Marty Robbins seemingly had it all, from one of the best voices in country music history and multiple signature songs for Columbia Records to a successful side gig as a race car driver and, of course, a mustache to die for.
The Country Music Hall of Fame member also had two kids with their own musical talents and ambitions that've unfolded since their Dad died on Dec. 8, 1982 from a heart attack. One followed in their country legend father's footsteps, while the other's more of a free spirit.
You might've seen Ronny (born July 16, 1949), sometimes billed as Marty Robbins Jr., on Country's Family Reunion and other series that bring old-time country singers and their kinfolks together to share stories and sing some of the best songs to ever come out of Nashville.
As the above tribute performance of "Don't Worry 'Bout Me" might lead you to believe, Marty Robbins' son sings his singer-songwriter dad's timeless classics.

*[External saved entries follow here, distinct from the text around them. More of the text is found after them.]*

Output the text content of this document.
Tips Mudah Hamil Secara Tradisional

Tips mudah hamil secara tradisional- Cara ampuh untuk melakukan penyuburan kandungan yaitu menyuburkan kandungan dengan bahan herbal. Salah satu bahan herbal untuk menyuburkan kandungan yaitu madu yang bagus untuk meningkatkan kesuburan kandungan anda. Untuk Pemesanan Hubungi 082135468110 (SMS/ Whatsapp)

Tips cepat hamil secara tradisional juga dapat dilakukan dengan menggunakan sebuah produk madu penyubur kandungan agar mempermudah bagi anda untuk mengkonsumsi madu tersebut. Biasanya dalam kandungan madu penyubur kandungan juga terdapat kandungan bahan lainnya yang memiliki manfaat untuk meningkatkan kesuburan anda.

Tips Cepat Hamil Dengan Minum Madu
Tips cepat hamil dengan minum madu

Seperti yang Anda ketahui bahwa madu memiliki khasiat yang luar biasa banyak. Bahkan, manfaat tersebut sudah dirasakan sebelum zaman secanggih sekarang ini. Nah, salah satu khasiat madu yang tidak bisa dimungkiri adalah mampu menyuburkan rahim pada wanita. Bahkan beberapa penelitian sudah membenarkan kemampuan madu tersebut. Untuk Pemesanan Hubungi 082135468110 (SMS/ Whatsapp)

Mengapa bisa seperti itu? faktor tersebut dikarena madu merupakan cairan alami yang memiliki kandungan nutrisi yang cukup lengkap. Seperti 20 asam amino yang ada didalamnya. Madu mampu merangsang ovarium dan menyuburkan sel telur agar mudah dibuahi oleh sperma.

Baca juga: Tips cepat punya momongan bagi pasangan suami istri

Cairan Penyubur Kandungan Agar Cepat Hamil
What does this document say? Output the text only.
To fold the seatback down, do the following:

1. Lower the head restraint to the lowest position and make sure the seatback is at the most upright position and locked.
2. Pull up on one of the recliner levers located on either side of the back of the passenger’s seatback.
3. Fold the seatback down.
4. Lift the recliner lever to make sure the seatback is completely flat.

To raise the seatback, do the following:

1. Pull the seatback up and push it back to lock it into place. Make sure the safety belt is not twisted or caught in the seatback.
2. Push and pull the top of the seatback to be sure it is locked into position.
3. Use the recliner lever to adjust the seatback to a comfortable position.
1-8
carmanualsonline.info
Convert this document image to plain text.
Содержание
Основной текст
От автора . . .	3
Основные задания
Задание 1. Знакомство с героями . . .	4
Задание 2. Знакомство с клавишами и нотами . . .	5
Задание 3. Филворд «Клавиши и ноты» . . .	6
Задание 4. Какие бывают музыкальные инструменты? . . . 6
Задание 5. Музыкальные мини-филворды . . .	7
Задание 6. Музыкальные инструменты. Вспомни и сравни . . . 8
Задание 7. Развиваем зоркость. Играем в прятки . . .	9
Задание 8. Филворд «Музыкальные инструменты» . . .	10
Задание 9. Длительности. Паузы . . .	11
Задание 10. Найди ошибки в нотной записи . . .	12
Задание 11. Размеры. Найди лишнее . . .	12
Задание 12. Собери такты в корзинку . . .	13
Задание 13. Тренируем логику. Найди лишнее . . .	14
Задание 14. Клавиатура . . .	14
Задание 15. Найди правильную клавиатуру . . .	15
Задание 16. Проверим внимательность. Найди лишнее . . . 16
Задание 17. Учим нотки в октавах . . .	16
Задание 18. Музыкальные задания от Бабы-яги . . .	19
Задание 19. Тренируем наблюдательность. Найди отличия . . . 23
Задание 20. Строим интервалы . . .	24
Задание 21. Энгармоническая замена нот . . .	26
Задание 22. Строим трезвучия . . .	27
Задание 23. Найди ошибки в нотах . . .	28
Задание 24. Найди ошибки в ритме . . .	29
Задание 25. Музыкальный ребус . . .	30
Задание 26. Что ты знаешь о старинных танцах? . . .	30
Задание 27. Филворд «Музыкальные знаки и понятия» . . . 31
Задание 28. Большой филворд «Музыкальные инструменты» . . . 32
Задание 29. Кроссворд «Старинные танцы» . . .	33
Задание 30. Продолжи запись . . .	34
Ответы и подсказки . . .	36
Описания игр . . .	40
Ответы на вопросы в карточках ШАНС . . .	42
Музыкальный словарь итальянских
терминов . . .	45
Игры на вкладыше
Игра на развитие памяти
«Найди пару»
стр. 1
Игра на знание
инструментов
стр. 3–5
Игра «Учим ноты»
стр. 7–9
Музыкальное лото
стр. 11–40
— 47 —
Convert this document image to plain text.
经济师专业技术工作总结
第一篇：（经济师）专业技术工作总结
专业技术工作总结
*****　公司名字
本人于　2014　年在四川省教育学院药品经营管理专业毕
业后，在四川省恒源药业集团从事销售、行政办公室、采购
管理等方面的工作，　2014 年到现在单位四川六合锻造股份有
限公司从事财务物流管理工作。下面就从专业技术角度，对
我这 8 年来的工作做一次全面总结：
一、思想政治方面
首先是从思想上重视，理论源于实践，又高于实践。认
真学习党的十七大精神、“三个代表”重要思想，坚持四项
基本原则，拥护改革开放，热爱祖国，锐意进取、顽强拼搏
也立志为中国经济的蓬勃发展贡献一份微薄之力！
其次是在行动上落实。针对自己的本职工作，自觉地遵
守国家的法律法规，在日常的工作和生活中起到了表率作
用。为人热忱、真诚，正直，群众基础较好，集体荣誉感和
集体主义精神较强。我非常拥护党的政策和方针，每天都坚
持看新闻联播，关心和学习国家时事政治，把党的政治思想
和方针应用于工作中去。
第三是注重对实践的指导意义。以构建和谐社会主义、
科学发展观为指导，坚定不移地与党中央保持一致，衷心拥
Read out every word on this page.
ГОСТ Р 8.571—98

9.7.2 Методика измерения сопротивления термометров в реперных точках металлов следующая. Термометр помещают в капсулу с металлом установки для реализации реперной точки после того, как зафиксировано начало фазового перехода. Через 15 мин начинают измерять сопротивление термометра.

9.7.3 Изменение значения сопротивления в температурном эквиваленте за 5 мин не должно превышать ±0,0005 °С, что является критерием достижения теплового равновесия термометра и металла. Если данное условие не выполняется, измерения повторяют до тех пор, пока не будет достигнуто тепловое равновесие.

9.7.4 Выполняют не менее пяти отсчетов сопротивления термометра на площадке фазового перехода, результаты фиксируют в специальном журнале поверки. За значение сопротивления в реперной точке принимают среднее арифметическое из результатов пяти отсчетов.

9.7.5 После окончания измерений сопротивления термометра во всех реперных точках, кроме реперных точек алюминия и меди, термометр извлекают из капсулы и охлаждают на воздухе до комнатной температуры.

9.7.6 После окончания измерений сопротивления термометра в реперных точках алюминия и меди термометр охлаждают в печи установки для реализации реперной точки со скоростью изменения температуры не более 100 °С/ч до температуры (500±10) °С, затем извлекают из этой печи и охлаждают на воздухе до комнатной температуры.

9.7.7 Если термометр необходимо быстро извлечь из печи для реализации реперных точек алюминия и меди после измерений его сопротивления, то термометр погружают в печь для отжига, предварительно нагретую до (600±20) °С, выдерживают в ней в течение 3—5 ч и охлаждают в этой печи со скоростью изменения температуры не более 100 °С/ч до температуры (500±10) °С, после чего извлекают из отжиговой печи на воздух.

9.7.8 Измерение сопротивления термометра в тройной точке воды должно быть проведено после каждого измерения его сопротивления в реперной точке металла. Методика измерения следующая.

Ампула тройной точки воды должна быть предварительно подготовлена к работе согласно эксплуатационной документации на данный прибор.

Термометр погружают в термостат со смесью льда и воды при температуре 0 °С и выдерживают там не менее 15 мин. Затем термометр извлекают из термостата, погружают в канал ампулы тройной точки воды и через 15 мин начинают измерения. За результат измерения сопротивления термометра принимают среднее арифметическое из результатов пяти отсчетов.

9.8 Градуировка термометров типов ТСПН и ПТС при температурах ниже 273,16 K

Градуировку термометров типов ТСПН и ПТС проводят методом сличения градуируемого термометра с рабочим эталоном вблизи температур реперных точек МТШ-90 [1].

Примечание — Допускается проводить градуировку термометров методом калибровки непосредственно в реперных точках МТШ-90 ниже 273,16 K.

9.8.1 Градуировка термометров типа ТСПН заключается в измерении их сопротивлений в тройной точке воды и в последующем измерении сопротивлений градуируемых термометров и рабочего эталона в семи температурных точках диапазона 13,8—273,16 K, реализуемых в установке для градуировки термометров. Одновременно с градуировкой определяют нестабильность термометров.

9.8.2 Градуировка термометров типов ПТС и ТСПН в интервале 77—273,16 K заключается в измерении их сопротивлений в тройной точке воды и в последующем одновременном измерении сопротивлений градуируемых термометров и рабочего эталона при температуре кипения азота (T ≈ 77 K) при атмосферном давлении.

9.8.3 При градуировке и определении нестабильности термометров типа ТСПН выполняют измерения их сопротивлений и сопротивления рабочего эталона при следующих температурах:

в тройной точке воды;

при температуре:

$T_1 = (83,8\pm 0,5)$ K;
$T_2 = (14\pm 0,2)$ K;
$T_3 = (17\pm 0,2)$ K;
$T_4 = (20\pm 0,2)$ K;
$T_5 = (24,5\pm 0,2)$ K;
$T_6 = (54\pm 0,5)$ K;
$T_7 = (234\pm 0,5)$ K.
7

Like fellow second generation singers Michael Twitty, Dion Pride, Ben Haggard and even young Hank Williams Jr., Ronny makes sure his dad's songs still get heard on stages far and wide.
Another online goodie shows Ronny Robbins sing "El Paso" on an episode of country music mainstay Larry's Country Diner. Released in 1959, "El Paso" ruled Billboard's country and pop charts and earned the elder Robbins a Grammy award.
Other TV show appearances by Ronny can be found on the Country Road TV YouTube channel.
Marty's only daughter Janet was born in January of 1959. By the early '90s, she went against her dad's advice about avoiding the music business and chased her dream as an independent rock artist.
Per her bio, Janet was "captivated by the music of the tumultuous sixties and the British prog scene of the early seventies." With those influences in mind, she "developed her sensibility to weave the textures of her classical music training with the turmoil, art, and theatre of that era."
Her musical output includes the 1998 album All the Worlds and the three-album cycle
Carrying the Bag of Hearts Interpreting the Birth of Stars. As you might assume, the songs on these albums sound nothing like "Big Iron" or Dad's other groundbreaking country songs.